Compare character with multiple characters in C

Question

How can i compare a character in C with other characters without using an 'if' with tons of '||'? For example let's say I have a character named 'i' that I want to compare with 8 other characters that have no connection between them whatsoever, and if 'i' equals to at least one of those 8 characters then the expression is true. Something like this:

if(i == c1 || i == c2 || i == c2 ........){ /* do stuff */}

But on a big application these comparisons are a lot, not just 3 or 8. Is there a smart and fast way to achieve something like this and not end up with ugly looking code? Thank you in advance.

Answer 1

Assuming your 'c1', ... are just a single char constants, you can use:

if ( strchr("12345", ch) != NULL )
    ...

("12345" are c1, c2, ...)

strchr() will, however, also match the implcit trailing NUL terminator ('\0'). If that is a problem, you can compare this value explicitly. As the input string is searched from start, you might want to have the more propable values at the beginning.

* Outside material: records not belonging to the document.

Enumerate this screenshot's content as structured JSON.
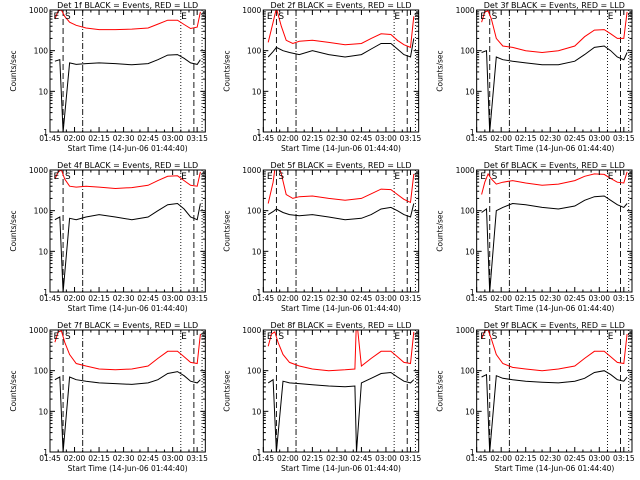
{
  "x_tick_labels": [
    "01:45",
    "02:00",
    "02:15",
    "02:30",
    "02:45",
    "03:00",
    "03:15"
  ],
  "y_tick_labels": [
    "1",
    "10",
    "100",
    "1000"
  ],
  "ylabel": "Counts/sec",
  "xlabel": "Start Time (14-Jun-06 01:44:40)",
  "marker_labels": {
    "start": "S",
    "end": "E"
  },
  "colors": {
    "events": "#000000",
    "lld": "#ff0000"
  },
  "chart_data": [
    {
      "type": "line",
      "title": "Det 1f BLACK = Events, RED = LLD",
      "x_range_minutes": [
        0,
        95
      ],
      "ylim": [
        1,
        1000
      ],
      "yscale": "log",
      "markers": {
        "s_dash": 8,
        "s_dashdot": 20,
        "e_dot": 80,
        "e_dash": 88,
        "s_end": 93
      },
      "series": [
        {
          "name": "BLACK = Events",
          "color": "#000000",
          "x": [
            3,
            6,
            8,
            12,
            16,
            22,
            30,
            40,
            50,
            60,
            66,
            72,
            78,
            82,
            86,
            90,
            92
          ],
          "y": [
            55,
            60,
            1,
            50,
            46,
            48,
            50,
            48,
            45,
            48,
            60,
            78,
            80,
            65,
            50,
            46,
            60
          ]
        },
        {
          "name": "RED = LLD",
          "color": "#ff0000",
          "x": [
            3,
            5,
            7,
            9,
            12,
            16,
            22,
            30,
            40,
            50,
            60,
            66,
            72,
            78,
            82,
            86,
            90,
            92
          ],
          "y": [
            600,
            950,
            1000,
            700,
            500,
            420,
            360,
            330,
            330,
            340,
            360,
            450,
            560,
            560,
            440,
            350,
            380,
            900
          ]
        }
      ]
    },
    {
      "type": "line",
      "title": "Det 2f BLACK = Events, RED = LLD",
      "x_range_minutes": [
        0,
        95
      ],
      "ylim": [
        1,
        1000
      ],
      "yscale": "log",
      "markers": {
        "s_dash": 8,
        "s_dashdot": 20,
        "e_dot": 80,
        "e_dash": 88,
        "s_end": 93
      },
      "series": [
        {
          "name": "BLACK = Events",
          "color": "#000000",
          "x": [
            3,
            6,
            8,
            12,
            16,
            22,
            30,
            40,
            50,
            60,
            66,
            72,
            78,
            82,
            86,
            90,
            92
          ],
          "y": [
            70,
            95,
            120,
            100,
            90,
            80,
            100,
            80,
            70,
            80,
            110,
            150,
            150,
            110,
            80,
            70,
            200
          ]
        },
        {
          "name": "RED = LLD",
          "color": "#ff0000",
          "x": [
            3,
            6,
            8,
            11,
            14,
            18,
            22,
            30,
            40,
            50,
            60,
            66,
            72,
            78,
            82,
            86,
            90,
            92
          ],
          "y": [
            160,
            500,
            1100,
            400,
            180,
            150,
            170,
            180,
            160,
            140,
            150,
            200,
            260,
            250,
            180,
            140,
            120,
            700
          ]
        }
      ]
    },
    {
      "type": "line",
      "title": "Det 3f BLACK = Events, RED = LLD",
      "x_range_minutes": [
        0,
        95
      ],
      "ylim": [
        1,
        1000
      ],
      "yscale": "log",
      "markers": {
        "s_dash": 8,
        "s_dashdot": 20,
        "e_dot": 80,
        "e_dash": 88,
        "s_end": 93
      },
      "series": [
        {
          "name": "BLACK = Events",
          "color": "#000000",
          "x": [
            3,
            6,
            8,
            12,
            16,
            22,
            30,
            40,
            50,
            60,
            66,
            72,
            78,
            82,
            86,
            90,
            92
          ],
          "y": [
            90,
            100,
            1,
            70,
            60,
            55,
            50,
            45,
            45,
            55,
            80,
            120,
            130,
            100,
            70,
            60,
            90
          ]
        },
        {
          "name": "RED = LLD",
          "color": "#ff0000",
          "x": [
            3,
            5,
            7,
            9,
            12,
            16,
            22,
            30,
            40,
            50,
            60,
            66,
            72,
            78,
            82,
            86,
            90,
            92
          ],
          "y": [
            500,
            900,
            950,
            600,
            200,
            130,
            120,
            100,
            90,
            100,
            130,
            220,
            320,
            330,
            260,
            200,
            200,
            900
          ]
        }
      ]
    },
    {
      "type": "line",
      "title": "Det 4f BLACK = Events, RED = LLD",
      "x_range_minutes": [
        0,
        95
      ],
      "ylim": [
        1,
        1000
      ],
      "yscale": "log",
      "markers": {
        "s_dash": 8,
        "s_dashdot": 20,
        "e_dot": 80,
        "e_dash": 88,
        "s_end": 93
      },
      "series": [
        {
          "name": "BLACK = Events",
          "color": "#000000",
          "x": [
            3,
            6,
            8,
            12,
            16,
            22,
            30,
            40,
            50,
            60,
            66,
            72,
            78,
            82,
            86,
            90,
            92
          ],
          "y": [
            60,
            70,
            1,
            65,
            60,
            70,
            80,
            70,
            60,
            70,
            100,
            140,
            150,
            110,
            70,
            60,
            150
          ]
        },
        {
          "name": "RED = LLD",
          "color": "#ff0000",
          "x": [
            3,
            5,
            7,
            9,
            12,
            16,
            22,
            30,
            40,
            50,
            60,
            66,
            72,
            78,
            82,
            86,
            90,
            92
          ],
          "y": [
            600,
            900,
            1000,
            600,
            400,
            380,
            400,
            380,
            350,
            370,
            420,
            550,
            700,
            720,
            550,
            420,
            400,
            900
          ]
        }
      ]
    },
    {
      "type": "line",
      "title": "Det 5f BLACK = Events, RED = LLD",
      "x_range_minutes": [
        0,
        95
      ],
      "ylim": [
        1,
        1000
      ],
      "yscale": "log",
      "markers": {
        "s_dash": 8,
        "s_dashdot": 20,
        "e_dot": 80,
        "e_dash": 88,
        "s_end": 93
      },
      "series": [
        {
          "name": "BLACK = Events",
          "color": "#000000",
          "x": [
            3,
            6,
            8,
            12,
            16,
            22,
            30,
            40,
            50,
            60,
            66,
            72,
            78,
            82,
            86,
            90,
            92
          ],
          "y": [
            80,
            95,
            110,
            90,
            80,
            75,
            80,
            70,
            60,
            65,
            80,
            110,
            120,
            100,
            80,
            70,
            150
          ]
        },
        {
          "name": "RED = LLD",
          "color": "#ff0000",
          "x": [
            3,
            6,
            8,
            11,
            14,
            18,
            22,
            30,
            40,
            50,
            60,
            66,
            72,
            78,
            82,
            86,
            90,
            92
          ],
          "y": [
            150,
            500,
            2000,
            800,
            250,
            200,
            220,
            230,
            200,
            180,
            200,
            260,
            340,
            330,
            250,
            190,
            160,
            800
          ]
        }
      ]
    },
    {
      "type": "line",
      "title": "Det 6f BLACK = Events, RED = LLD",
      "x_range_minutes": [
        0,
        95
      ],
      "ylim": [
        1,
        1000
      ],
      "yscale": "log",
      "markers": {
        "s_dash": 8,
        "s_dashdot": 20,
        "e_dot": 80,
        "e_dash": 88,
        "s_end": 93
      },
      "series": [
        {
          "name": "BLACK = Events",
          "color": "#000000",
          "x": [
            3,
            6,
            8,
            12,
            16,
            22,
            30,
            40,
            50,
            60,
            66,
            72,
            78,
            82,
            86,
            90,
            92
          ],
          "y": [
            90,
            110,
            1,
            100,
            120,
            150,
            140,
            120,
            110,
            130,
            180,
            220,
            230,
            180,
            140,
            120,
            150
          ]
        },
        {
          "name": "RED = LLD",
          "color": "#ff0000",
          "x": [
            3,
            5,
            7,
            9,
            12,
            16,
            22,
            30,
            40,
            50,
            60,
            66,
            72,
            78,
            82,
            86,
            90,
            92
          ],
          "y": [
            250,
            500,
            800,
            600,
            450,
            500,
            550,
            480,
            420,
            450,
            550,
            700,
            800,
            780,
            620,
            500,
            480,
            900
          ]
        }
      ]
    },
    {
      "type": "line",
      "title": "Det 7f BLACK = Events, RED = LLD",
      "x_range_minutes": [
        0,
        95
      ],
      "ylim": [
        1,
        1000
      ],
      "yscale": "log",
      "markers": {
        "s_dash": 8,
        "s_dashdot": 20,
        "e_dot": 80,
        "e_dash": 88,
        "s_end": 93
      },
      "series": [
        {
          "name": "BLACK = Events",
          "color": "#000000",
          "x": [
            3,
            6,
            8,
            12,
            16,
            22,
            30,
            40,
            50,
            60,
            66,
            72,
            78,
            82,
            86,
            90,
            92
          ],
          "y": [
            60,
            70,
            1,
            70,
            60,
            55,
            50,
            48,
            46,
            50,
            60,
            85,
            95,
            75,
            55,
            50,
            60
          ]
        },
        {
          "name": "RED = LLD",
          "color": "#ff0000",
          "x": [
            3,
            5,
            7,
            9,
            12,
            16,
            22,
            30,
            40,
            50,
            60,
            66,
            72,
            78,
            82,
            86,
            90,
            92
          ],
          "y": [
            500,
            900,
            950,
            500,
            250,
            150,
            130,
            110,
            105,
            110,
            130,
            200,
            300,
            300,
            220,
            160,
            150,
            800
          ]
        }
      ]
    },
    {
      "type": "line",
      "title": "Det 8f BLACK = Events, RED = LLD",
      "x_range_minutes": [
        0,
        95
      ],
      "ylim": [
        1,
        1000
      ],
      "yscale": "log",
      "markers": {
        "s_dash": 8,
        "s_dashdot": 20,
        "e_dot": 80,
        "e_dash": 88,
        "s_end": 93
      },
      "series": [
        {
          "name": "BLACK = Events",
          "color": "#000000",
          "x": [
            3,
            6,
            8,
            12,
            16,
            22,
            30,
            40,
            50,
            56,
            57,
            60,
            66,
            72,
            78,
            82,
            86,
            90,
            92
          ],
          "y": [
            50,
            60,
            1,
            55,
            50,
            48,
            45,
            42,
            40,
            42,
            1,
            50,
            65,
            85,
            90,
            70,
            55,
            50,
            60
          ]
        },
        {
          "name": "RED = LLD",
          "color": "#ff0000",
          "x": [
            3,
            5,
            7,
            9,
            12,
            16,
            22,
            30,
            40,
            50,
            56,
            57,
            60,
            66,
            72,
            78,
            82,
            86,
            90,
            92
          ],
          "y": [
            400,
            800,
            900,
            500,
            250,
            160,
            130,
            110,
            100,
            105,
            110,
            2000,
            130,
            200,
            300,
            300,
            220,
            160,
            150,
            900
          ]
        }
      ]
    },
    {
      "type": "line",
      "title": "Det 9f BLACK = Events, RED = LLD",
      "x_range_minutes": [
        0,
        95
      ],
      "ylim": [
        1,
        1000
      ],
      "yscale": "log",
      "markers": {
        "s_dash": 8,
        "s_dashdot": 20,
        "e_dot": 80,
        "e_dash": 88,
        "s_end": 93
      },
      "series": [
        {
          "name": "BLACK = Events",
          "color": "#000000",
          "x": [
            3,
            6,
            8,
            12,
            16,
            22,
            30,
            40,
            50,
            60,
            66,
            72,
            78,
            82,
            86,
            90,
            92
          ],
          "y": [
            70,
            80,
            1,
            75,
            65,
            60,
            55,
            52,
            50,
            55,
            65,
            90,
            100,
            80,
            60,
            55,
            70
          ]
        },
        {
          "name": "RED = LLD",
          "color": "#ff0000",
          "x": [
            3,
            5,
            7,
            9,
            12,
            16,
            22,
            30,
            40,
            50,
            60,
            66,
            72,
            78,
            82,
            86,
            90,
            92
          ],
          "y": [
            600,
            950,
            1000,
            600,
            250,
            150,
            120,
            110,
            100,
            110,
            130,
            200,
            300,
            300,
            220,
            160,
            150,
            800
          ]
        }
      ]
    }
  ]
}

Note that strchr does return a pointer to the matching char; just if you need that.

If you can group the values, e.g. "letters", "digits", etc., have a look at ctype.h.

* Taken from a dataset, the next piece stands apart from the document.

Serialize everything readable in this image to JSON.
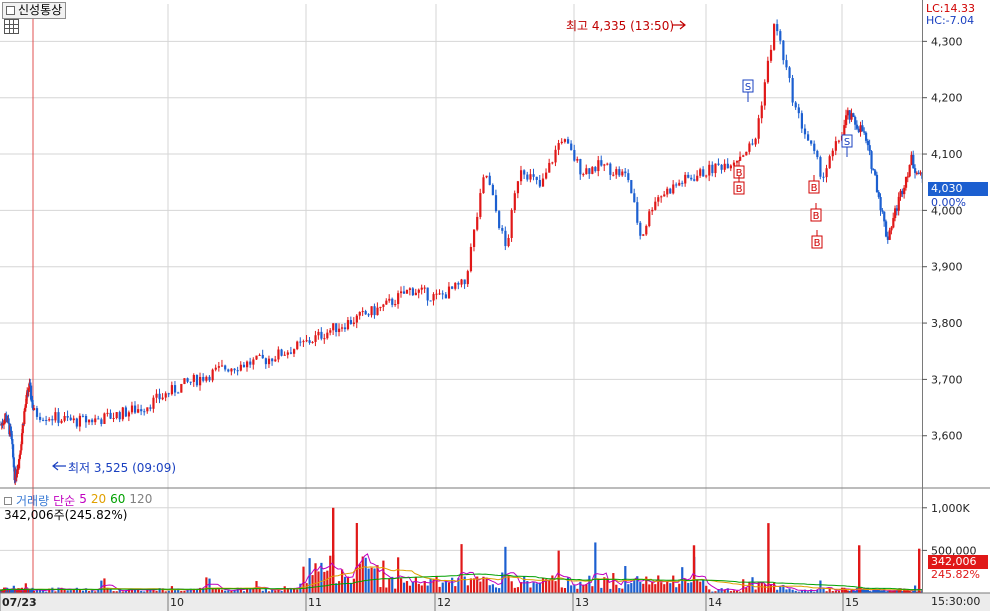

If the values are variables, you can either copy them into an array of char before the compare (do not forget about the trminator!) or hold them in the array anyway: array[0] is c1, ... .

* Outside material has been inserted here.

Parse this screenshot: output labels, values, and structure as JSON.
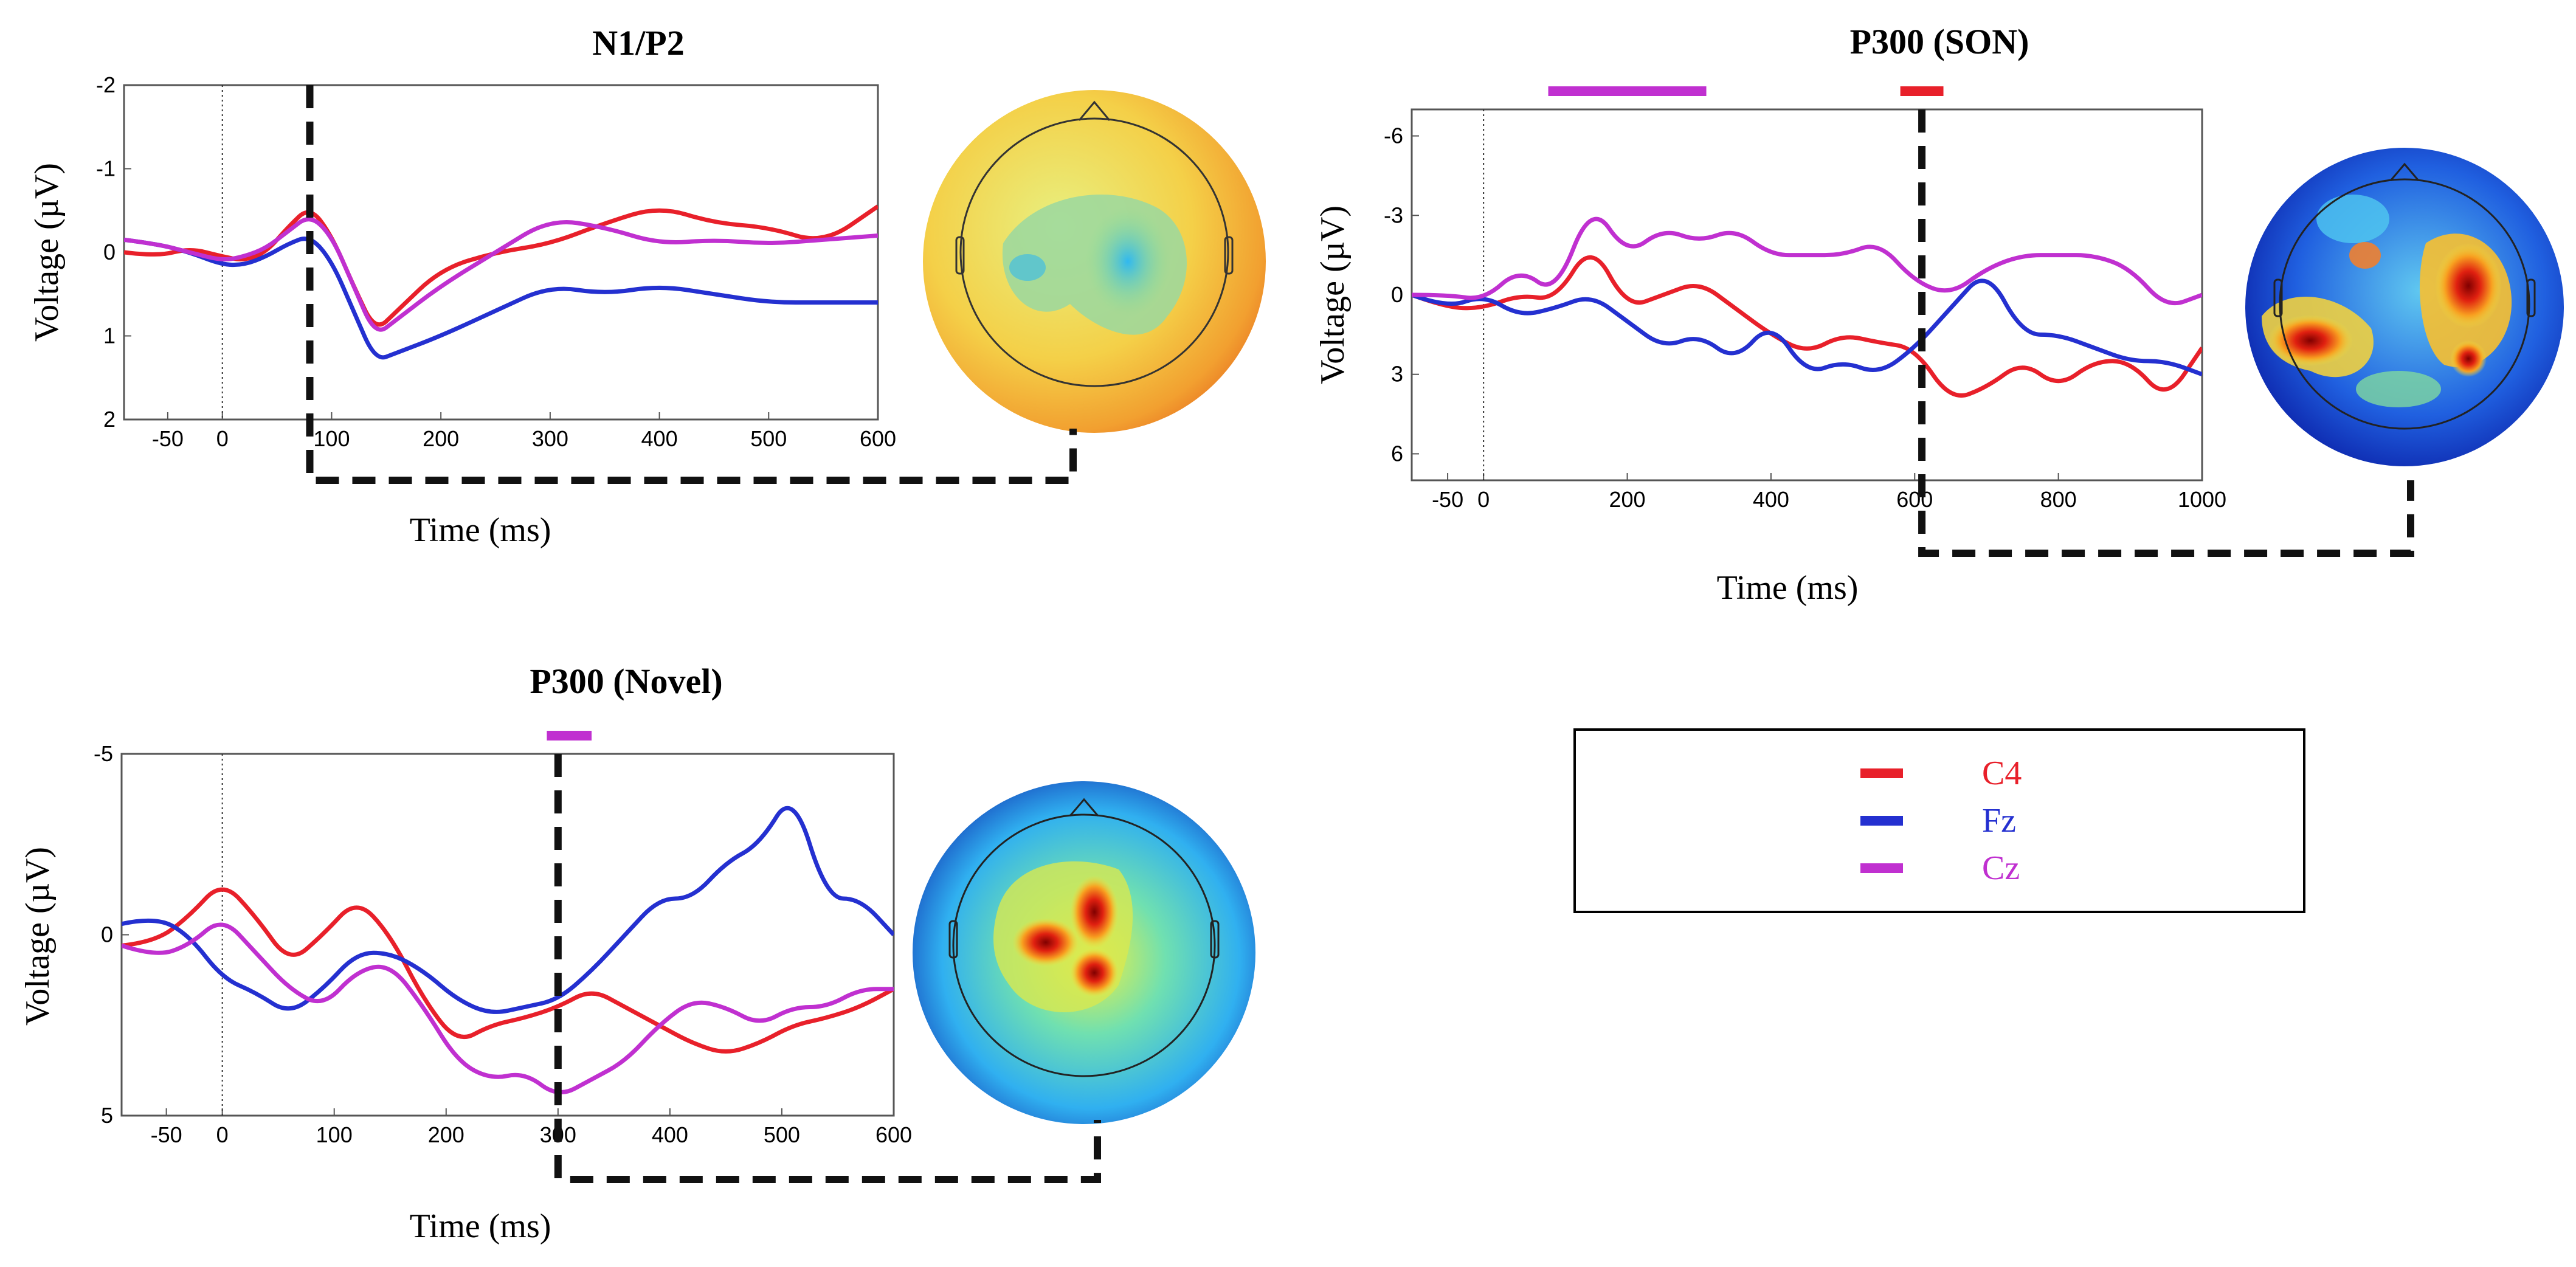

If all this is not possible, you are likely busted with strcpy. You could use this:

// assuming there are always the same variables used.
static const char * const ca[] = { &c1, &c2, ... };

char val;

for ( size_t i = 0 ; i < sizeof(ca) / sizeof(ca[0]) ; i++ ) {
    if ( *ca[i] == val ) {
        // match!
    }
}

You could pack that into a function with some decoration here and there.